急にイチャイチャしすぎた私達の行動を不思議と思う事を想定内として、
『外では、ラブラブ感出さないけど、余り信じてなさそうだから』とか
『ちょっと喧嘩して仲直りした所なの』とか
そんな理由などを言って信じて貰えればと思ったけど……
正直、最近見ていないので油断出来ないのもあるのだ。
「ねえ、雪渡、好きな人いないの?」
「いない。でも気付いてないだけかも?お前は?」
「私は…雪渡と恋人ごっこしてから…分からなくなってる」
「えっ?」
「私も気付いてないだけかも」
「つーか、その発言って、お前は俺に気があんのか?」
「えっ?うーん…ないとは言い切れない」
「えっ?」
「なーんて…でも本当だよ。何かこう確信的なものがないと多分好きって、ハッキリと言えない」
「そっか」
そして――――
「さあ、帰ろうっと!優奈、令ニさんに連絡しな。迎えが来るまで待つから」
「あ、うん」
そして、電話をするものの、定番のアナウンスが流れた。
「運転中かな?」
「繋がんねーの?」
「うん…」
取り敢えず私達は店を出た、その直後だ。
「よー、雪渡。久しぶりじゃねーか」
「…お前ら…」
「なあ。ちょっとさ、お金貸してくんね?」
「はあぁぁぁっ!?つーか、出てそうそう、ふざけんなし!」
「お前、良いバイトしてるらしいじゃん」
「悪いけど、お前らとは縁、切ったし!お金なんて急になんだよ!どういうつもりだよ!」
「別にさー、良いじゃん!」
「そうそう」
「ところで、彼女、可愛いね。雪渡の彼女?」
「お名前らには関係ねーだろ?」
そう言うと私達の間に割って入る雪渡。
「カッコつけやがって」
「なあ、雪渡。彼女を貸すか、お金を貸すか、どっちか選択させてやるよ」
「両方断る!」
「はあぁぁぁぁっ!?てめー、ふざけんなっ!」
「ふざけてんのどっちだよ」
「野郎っ!」
ドスッとお腹を殴られ崩れ落ちる雪渡。
「雪渡っ!」
「じゃあさ彼女、お金貸してよ!」
「利子付けて返してくれるなら」
「またまた〜、ご冗談を」
「じゃあ、無理!つーか貸せるお金なんてないから。強盗でもして、みんなに注目浴びて刑務所に行って更生した方が良いんじゃない?」
「この女っ!」
「あー、それ良いんじゃね?」
「雪渡!大丈夫?」
「ああ。ダテに体鍛えてねーし。

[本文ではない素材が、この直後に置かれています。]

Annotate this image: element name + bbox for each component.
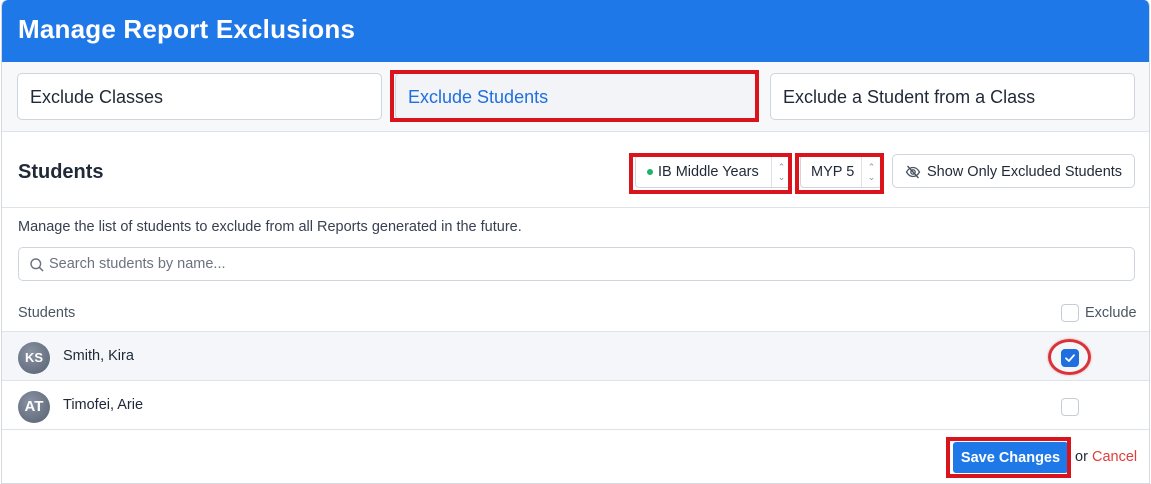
description-text: Manage the list of students to exclude f… bbox=[18, 219, 522, 235]
avatar: AT bbox=[18, 391, 50, 423]
save-changes-button[interactable]: Save Changes bbox=[953, 442, 1068, 473]
program-select[interactable]: IB Middle Years ⌃ ⌄ bbox=[635, 155, 792, 188]
modal-header: Manage Report Exclusions bbox=[2, 0, 1149, 62]
student-name: Timofei, Arie bbox=[63, 397, 144, 413]
modal-title: Manage Report Exclusions bbox=[18, 14, 356, 44]
column-header-exclude: Exclude bbox=[1085, 305, 1137, 321]
students-section-header: Students IB Middle Years ⌃ ⌄ MYP 5 ⌃ ⌄ Sho… bbox=[2, 132, 1149, 208]
select-arrows-icon: ⌃ ⌄ bbox=[861, 156, 881, 187]
checkmark-icon bbox=[1065, 354, 1075, 362]
tabs-bar: Exclude Classes Exclude Students Exclude… bbox=[2, 62, 1149, 132]
grade-select-value: MYP 5 bbox=[811, 164, 855, 180]
exclude-checkbox[interactable] bbox=[1061, 349, 1079, 367]
student-search bbox=[18, 247, 1135, 281]
eye-slash-icon bbox=[905, 165, 921, 179]
show-only-excluded-button[interactable]: Show Only Excluded Students bbox=[892, 154, 1135, 188]
search-input[interactable] bbox=[49, 248, 1129, 280]
exclude-checkbox[interactable] bbox=[1061, 398, 1079, 416]
status-dot-icon bbox=[647, 169, 653, 175]
program-select-value: IB Middle Years bbox=[658, 164, 759, 180]
search-icon bbox=[30, 258, 44, 272]
tab-exclude-students[interactable]: Exclude Students bbox=[395, 73, 758, 120]
table-row: KS Smith, Kira bbox=[2, 332, 1149, 381]
select-arrows-icon: ⌃ ⌄ bbox=[771, 156, 791, 187]
show-only-excluded-label: Show Only Excluded Students bbox=[927, 164, 1123, 180]
column-header-students: Students bbox=[18, 305, 76, 321]
avatar: KS bbox=[18, 342, 50, 374]
cancel-link[interactable]: Cancel bbox=[1092, 449, 1137, 465]
tab-exclude-student-from-class[interactable]: Exclude a Student from a Class bbox=[770, 73, 1135, 120]
or-text: or bbox=[1075, 449, 1088, 465]
grade-select[interactable]: MYP 5 ⌃ ⌄ bbox=[800, 155, 882, 188]
tab-exclude-classes[interactable]: Exclude Classes bbox=[17, 73, 382, 120]
select-all-exclude-checkbox[interactable] bbox=[1061, 304, 1079, 322]
modal-footer: Save Changes or Cancel bbox=[2, 431, 1149, 483]
table-header: Students Exclude bbox=[2, 296, 1149, 332]
report-exclusions-modal: Manage Report Exclusions Exclude Classes… bbox=[1, 0, 1150, 484]
student-name: Smith, Kira bbox=[63, 348, 134, 364]
table-row: AT Timofei, Arie bbox=[2, 381, 1149, 430]
section-title: Students bbox=[18, 161, 104, 183]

つーか、彼女も結構言ってくれる奴だから、そのまま喧嘩になって警察沙汰になる前に引き下がった方が良いぜ?」
「うるせーっ!」
グイッと私を掴む。
「きゃあっ!離してっ!」
「雪渡、彼女、人質な」
「や、やだ!」
私は暴れる。
「この女、じっとしやがれ!」
次の瞬間―――――
ドカッ
ドカッ
ドサッ
二人が倒れた。
「お前らさーー、大概にしろよな!汚い真似してんじゃねーぞ!」
ドキン…
「雪渡……」
グイッと私の手を掴み、私を背後に隠した。
「イブの夜に問題起こしたくねーんだよ!彼女に何かあった時、俺含む他の奴等も黙っておかねーし、許さねーーからな!」
ドキン
その時、私は、ふと脳裏に過る。
あの後、占いの彼女から連絡があり、
クリスマス前後に災難が起こるから気を付けておいて。
案外、24・25日。
そう言われた。
正に、今日は、クリスマス・イブ。
嫌な予感がする。
「全く…本当、タチの悪い奴等!全然変わってねーんだな?あんたら、20歳過ぎてまで、バカみてぇな事してんだ。世間じゃ、大人の仲間入りだろう?子供(ガキ)みてえな事すんのも、さぞかし親も悲しんでいるんだろうな?」
「てめー!死にてーのかっ!?」
「…雪…渡…」
「だったら殺(や)れよ!公衆の前でさー、イブの夜に殺人起こしてみろよ!」
「雪渡…やだ…辞め…何ムキに…」
すると、一人の人が、ナイフを持って襲って来ると揉み合いになる。
「…やだ…辞めて…雪渡っ!!」
名前を呼ぶのと同時に雪渡はゆっくりと崩れ落ちた。
ドクン
「雪渡…?雪渡っ!ねえっ!」
「お、おいっ…!ヤベーよ!!」
3人は、逃げるように走り去った。